Apesar de tocar pontos essenciais da Performance, como a efemeridade, que traz o tempo como elemento estético, a participação do público, o trabalho em grupo, RoseLee Goldberg não os aprofunda. No final, deste trecho do livro, ela afirma "cada artista faz a sua definição". Estes aspectos, por um lado, não esgotam o campo da Performance, por outro, são por demais amplos e não discutem o cerne da questão. Não queremos chegar à definir Performance, mas percorrer as bordas rarefeitas desta linguagem artística para podermos analisar as possibilidades de existência desta mediada por tecnologias vídeográficas, numéricas e transmitidas à distância, ao vivo, e permitindo interatividade. Hoje a Performance ressurge, via rede de comunicações, como presença virtual, com seu tempo expandido e seu espaço tornado total.

Performance e tecnologias

Só o toque pode tentar sentir uma ínfima parte do outro, sua capa. Só o corpo desnudo revela esta ínfima parte e desejo de encontro (sic). O odor só se revela na presença ou, aos poucos esvanecido sobre outros suportes. O som é promíscuo: se deixa capturar e reproduzir. O gosto e o corpo permanecem inseparáveis. Nestes sentidos só a performance traz à arte elementos do desejo carnal: amor e ódio; prazer estético (aesthesis). Se realizada ao vivo permite interação de seres desejantes, isto é, o que consideramos característica maior da Performance. No entanto, a vídeo-performance carrega imagens e sons e pode expandir desejos.

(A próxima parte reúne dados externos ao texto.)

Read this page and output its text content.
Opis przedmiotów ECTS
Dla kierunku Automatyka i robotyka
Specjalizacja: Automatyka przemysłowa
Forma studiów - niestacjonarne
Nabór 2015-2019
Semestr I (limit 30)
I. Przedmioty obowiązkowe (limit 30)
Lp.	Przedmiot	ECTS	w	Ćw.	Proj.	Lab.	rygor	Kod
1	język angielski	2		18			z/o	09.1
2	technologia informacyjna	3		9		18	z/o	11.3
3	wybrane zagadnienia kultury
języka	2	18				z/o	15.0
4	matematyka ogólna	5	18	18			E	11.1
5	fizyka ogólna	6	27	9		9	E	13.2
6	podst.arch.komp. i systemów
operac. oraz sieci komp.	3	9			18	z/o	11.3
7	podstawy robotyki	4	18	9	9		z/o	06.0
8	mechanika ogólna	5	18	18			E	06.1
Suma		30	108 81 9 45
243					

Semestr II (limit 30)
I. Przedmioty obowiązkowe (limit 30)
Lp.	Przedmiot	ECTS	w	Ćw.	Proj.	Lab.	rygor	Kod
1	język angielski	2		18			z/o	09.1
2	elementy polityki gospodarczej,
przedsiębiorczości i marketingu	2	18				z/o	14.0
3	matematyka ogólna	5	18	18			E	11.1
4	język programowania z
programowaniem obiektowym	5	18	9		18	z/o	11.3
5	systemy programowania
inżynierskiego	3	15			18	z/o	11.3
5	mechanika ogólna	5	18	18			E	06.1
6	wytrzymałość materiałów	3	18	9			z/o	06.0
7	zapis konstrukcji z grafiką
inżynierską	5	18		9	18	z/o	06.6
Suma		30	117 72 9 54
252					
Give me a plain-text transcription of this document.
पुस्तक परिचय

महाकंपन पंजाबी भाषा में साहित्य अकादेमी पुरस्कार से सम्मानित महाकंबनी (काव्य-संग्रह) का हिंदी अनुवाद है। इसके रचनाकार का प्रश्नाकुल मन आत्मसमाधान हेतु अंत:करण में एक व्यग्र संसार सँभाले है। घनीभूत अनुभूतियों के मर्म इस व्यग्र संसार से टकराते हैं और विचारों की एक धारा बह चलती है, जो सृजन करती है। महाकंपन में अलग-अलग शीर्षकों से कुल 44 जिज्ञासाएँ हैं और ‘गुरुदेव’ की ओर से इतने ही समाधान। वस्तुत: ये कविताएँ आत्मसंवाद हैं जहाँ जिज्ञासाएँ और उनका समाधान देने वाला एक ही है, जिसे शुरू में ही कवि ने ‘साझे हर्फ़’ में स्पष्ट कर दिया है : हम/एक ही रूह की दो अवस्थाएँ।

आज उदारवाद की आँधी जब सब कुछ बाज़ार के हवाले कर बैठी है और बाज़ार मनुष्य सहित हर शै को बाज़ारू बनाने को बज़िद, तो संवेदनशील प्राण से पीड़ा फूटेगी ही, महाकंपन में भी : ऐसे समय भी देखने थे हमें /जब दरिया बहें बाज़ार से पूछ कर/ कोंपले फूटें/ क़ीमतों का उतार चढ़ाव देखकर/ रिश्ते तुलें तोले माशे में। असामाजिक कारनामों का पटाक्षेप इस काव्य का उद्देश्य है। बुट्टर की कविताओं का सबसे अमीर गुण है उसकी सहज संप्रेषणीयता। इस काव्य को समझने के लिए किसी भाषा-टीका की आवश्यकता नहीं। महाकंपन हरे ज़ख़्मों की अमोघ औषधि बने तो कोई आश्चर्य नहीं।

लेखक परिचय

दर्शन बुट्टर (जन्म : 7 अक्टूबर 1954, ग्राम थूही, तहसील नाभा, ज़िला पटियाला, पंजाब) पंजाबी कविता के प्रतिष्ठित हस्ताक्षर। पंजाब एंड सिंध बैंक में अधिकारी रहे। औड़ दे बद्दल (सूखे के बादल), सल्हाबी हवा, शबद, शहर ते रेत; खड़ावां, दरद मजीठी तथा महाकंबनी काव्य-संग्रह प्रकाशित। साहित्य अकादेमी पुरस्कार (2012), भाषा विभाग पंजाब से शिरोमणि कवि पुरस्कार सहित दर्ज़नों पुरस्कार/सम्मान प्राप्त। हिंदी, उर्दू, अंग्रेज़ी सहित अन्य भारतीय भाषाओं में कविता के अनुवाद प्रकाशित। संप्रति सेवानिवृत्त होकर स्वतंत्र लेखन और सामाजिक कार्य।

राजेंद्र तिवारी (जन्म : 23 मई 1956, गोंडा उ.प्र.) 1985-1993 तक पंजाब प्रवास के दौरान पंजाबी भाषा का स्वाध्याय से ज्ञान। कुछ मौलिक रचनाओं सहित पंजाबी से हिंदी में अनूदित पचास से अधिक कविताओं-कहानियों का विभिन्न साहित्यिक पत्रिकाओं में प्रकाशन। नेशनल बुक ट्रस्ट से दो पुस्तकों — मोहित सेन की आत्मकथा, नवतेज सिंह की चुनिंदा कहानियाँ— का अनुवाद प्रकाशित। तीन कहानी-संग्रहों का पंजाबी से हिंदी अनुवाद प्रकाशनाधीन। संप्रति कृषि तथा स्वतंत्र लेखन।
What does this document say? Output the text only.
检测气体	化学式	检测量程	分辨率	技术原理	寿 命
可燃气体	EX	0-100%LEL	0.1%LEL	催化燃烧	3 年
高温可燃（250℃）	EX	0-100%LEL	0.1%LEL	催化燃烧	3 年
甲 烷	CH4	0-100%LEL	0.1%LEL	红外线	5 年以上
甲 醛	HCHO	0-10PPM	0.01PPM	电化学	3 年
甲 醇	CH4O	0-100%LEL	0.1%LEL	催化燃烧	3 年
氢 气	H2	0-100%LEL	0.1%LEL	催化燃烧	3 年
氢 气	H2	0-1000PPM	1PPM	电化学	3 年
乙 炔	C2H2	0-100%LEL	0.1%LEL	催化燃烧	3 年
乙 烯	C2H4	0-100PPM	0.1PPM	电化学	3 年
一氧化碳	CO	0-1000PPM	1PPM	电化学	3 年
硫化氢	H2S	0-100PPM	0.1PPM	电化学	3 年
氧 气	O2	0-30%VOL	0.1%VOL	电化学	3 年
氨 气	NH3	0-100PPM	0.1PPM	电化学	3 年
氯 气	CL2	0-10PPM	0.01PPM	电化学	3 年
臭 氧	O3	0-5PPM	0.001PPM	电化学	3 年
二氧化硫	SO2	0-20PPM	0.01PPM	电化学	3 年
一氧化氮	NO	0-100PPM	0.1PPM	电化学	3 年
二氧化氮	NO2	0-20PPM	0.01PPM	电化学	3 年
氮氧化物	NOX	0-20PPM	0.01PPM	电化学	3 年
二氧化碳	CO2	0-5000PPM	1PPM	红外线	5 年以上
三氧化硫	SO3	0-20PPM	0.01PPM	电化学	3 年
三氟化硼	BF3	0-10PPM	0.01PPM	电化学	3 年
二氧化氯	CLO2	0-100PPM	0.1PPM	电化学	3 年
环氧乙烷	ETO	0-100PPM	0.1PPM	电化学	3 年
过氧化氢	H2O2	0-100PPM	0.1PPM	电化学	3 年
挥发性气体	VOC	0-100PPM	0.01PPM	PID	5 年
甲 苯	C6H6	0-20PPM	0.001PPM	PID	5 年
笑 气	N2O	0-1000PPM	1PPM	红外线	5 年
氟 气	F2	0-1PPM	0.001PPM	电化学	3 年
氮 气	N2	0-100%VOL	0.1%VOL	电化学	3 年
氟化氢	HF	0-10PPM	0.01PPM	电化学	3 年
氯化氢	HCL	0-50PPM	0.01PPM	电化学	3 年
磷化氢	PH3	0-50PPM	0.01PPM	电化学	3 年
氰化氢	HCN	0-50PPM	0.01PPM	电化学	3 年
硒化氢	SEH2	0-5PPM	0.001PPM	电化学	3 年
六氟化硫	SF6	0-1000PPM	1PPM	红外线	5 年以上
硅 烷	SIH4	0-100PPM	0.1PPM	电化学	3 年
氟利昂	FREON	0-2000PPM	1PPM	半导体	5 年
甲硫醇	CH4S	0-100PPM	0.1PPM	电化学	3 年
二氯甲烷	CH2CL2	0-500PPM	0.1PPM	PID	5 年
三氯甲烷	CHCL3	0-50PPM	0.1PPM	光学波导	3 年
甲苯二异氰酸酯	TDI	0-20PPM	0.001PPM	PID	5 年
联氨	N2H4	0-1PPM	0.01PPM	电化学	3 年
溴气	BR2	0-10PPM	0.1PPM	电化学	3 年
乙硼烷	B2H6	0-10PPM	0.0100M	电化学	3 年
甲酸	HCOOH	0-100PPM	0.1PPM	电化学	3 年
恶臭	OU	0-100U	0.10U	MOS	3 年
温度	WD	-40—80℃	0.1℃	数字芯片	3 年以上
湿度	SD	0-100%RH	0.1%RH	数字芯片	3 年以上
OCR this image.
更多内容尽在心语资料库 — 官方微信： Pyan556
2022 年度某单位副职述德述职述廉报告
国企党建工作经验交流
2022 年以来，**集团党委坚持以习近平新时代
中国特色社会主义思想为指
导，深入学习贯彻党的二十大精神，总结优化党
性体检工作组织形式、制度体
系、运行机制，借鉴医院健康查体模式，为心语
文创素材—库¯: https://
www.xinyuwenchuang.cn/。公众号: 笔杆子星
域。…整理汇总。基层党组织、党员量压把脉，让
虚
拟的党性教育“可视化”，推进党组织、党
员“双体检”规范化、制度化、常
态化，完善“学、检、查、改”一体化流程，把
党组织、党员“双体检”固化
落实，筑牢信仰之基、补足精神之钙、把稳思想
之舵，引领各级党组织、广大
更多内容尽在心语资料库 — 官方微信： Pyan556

As técnicas... Elas são inicialmente próteses de órgãos ou de sistemas fisiológicos humanos tendo por função receber dados e agir sobre o contexto. Elas obedecem à um princípio, o de otimização das performances: aumento de output (informações ou modificações obtidas) redução de input (energia dispensada) para os obter. A performatividade de um enunciado,... , cresce na proporção das informações das quais dispomos sobre o referente. (29) Jean-François Lyotard

Na Performance artística poderíamos falar em aumento da comunicação artista-obra-público, aumento de interação com menor energia, espaço e tempo dispensados para obtê-la. A participação de monitores, vídeos, câmeras, sensores táteis ou sonoros, redes de comunicação e outros instrumentos tecnológicos podem em uma Performance artística serem exigidos no sentido de uma otimização, mas contrariamente, o artista pode tirar proveito de uma baixa performatividade destes, e inclusive de uma participação absolutamente outra (normalmente considerada erro). Em se tratando de obras de arte, Performance ou outra linguagem artística, uma certa quantidade de ruído e de incompletude de informações é desejável para aumentar o out-put.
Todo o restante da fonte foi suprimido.